Em qualquer uma dessas situações, você deve realizar a orientação e o encaminhamento adequado.
A tomada de decisão em relação a realização da psicoterapia ou não, não depende somente de você.
A pessoa também deverá escolher se gostaria de realizar a psicoterapia com você como seu terapeuta.
Lembre-se de perguntar como ela está se sentindo durante a consulta, como está sendo falar sobre as questões dela com você e como está o seu interesse para realizar esse processo.
Caso vocês decidam pela psicoterapia, é importante realizar os acordos iniciais. Para isso, você precisa ter claro quais são as condições mínimas necessárias para a realização do trabalho. São essas condições que precisam ser apresentadas e combinadas já no primeiro encontro.

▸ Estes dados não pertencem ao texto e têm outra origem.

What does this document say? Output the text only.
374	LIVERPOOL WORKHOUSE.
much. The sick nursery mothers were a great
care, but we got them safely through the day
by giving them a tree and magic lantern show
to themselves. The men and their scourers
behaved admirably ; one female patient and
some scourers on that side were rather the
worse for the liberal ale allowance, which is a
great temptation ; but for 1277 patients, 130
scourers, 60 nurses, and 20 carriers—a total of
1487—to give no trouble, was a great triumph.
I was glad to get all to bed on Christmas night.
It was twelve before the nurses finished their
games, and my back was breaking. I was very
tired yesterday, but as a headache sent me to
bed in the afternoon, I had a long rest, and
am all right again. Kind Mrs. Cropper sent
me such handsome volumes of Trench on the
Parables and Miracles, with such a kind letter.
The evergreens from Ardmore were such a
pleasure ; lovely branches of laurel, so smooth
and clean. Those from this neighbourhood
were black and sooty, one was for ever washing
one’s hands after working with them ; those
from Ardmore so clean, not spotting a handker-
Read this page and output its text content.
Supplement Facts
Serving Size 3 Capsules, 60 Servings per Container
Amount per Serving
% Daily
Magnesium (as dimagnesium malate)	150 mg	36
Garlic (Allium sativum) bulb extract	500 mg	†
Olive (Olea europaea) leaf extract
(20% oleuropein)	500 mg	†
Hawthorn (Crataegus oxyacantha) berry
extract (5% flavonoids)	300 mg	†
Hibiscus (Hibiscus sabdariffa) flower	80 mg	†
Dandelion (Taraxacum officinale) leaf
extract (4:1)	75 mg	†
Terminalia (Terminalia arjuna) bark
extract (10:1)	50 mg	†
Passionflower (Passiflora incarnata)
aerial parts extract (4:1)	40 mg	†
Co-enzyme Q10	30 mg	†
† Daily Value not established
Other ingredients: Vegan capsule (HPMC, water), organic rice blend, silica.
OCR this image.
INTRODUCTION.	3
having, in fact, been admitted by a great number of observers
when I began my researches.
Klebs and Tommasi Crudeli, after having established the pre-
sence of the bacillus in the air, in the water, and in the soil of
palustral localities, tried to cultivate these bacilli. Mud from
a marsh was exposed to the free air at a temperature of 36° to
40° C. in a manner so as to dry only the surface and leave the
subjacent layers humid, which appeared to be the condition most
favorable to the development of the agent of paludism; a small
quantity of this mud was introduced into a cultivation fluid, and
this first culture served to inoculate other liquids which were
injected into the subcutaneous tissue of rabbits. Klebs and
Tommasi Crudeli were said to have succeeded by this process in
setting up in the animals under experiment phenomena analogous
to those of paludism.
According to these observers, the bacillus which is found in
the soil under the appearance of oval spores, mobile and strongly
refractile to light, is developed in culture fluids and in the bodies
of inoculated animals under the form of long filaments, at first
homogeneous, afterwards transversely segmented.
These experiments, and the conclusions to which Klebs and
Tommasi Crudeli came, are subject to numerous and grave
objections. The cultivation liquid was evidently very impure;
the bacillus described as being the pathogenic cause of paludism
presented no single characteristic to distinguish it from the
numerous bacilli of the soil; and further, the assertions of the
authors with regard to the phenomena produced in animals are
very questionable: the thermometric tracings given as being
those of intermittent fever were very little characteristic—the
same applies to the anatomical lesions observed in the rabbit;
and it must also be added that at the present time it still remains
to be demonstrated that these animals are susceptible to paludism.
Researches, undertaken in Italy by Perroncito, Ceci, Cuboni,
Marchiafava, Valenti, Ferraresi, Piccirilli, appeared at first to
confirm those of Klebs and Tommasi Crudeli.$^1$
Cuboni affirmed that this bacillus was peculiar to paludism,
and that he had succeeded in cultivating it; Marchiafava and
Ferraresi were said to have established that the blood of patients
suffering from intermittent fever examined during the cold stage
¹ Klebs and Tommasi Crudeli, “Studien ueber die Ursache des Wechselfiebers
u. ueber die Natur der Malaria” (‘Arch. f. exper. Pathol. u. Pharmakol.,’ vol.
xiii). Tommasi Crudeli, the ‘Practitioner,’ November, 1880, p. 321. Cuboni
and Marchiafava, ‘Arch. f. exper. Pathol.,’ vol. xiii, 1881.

Por exemplo: a frequência das sessões, os honorários.
Lembre-se: as pessoas geralmente buscam a psicoterapia buscando uma solução. Você não pode e não deve fazer promessas em relação aos resultados. Mas você pode apresentar a psicoterapia como um caminho que tem o potencial de ajudá-la na busca e construção da solução que ela precisa.
Referência sugerida para leitura:
Ênio Brito Pinto. A primeira entrevista (Capítulo 1). Coleção Gestalt Terapia, livro 3: A clínica, a relação terapêutica e o manejo em Gestalt Terapia. Organização Lilian Meyer Frazão, Karina okajima Fukumitsu. São Paulo : Summus, 2015.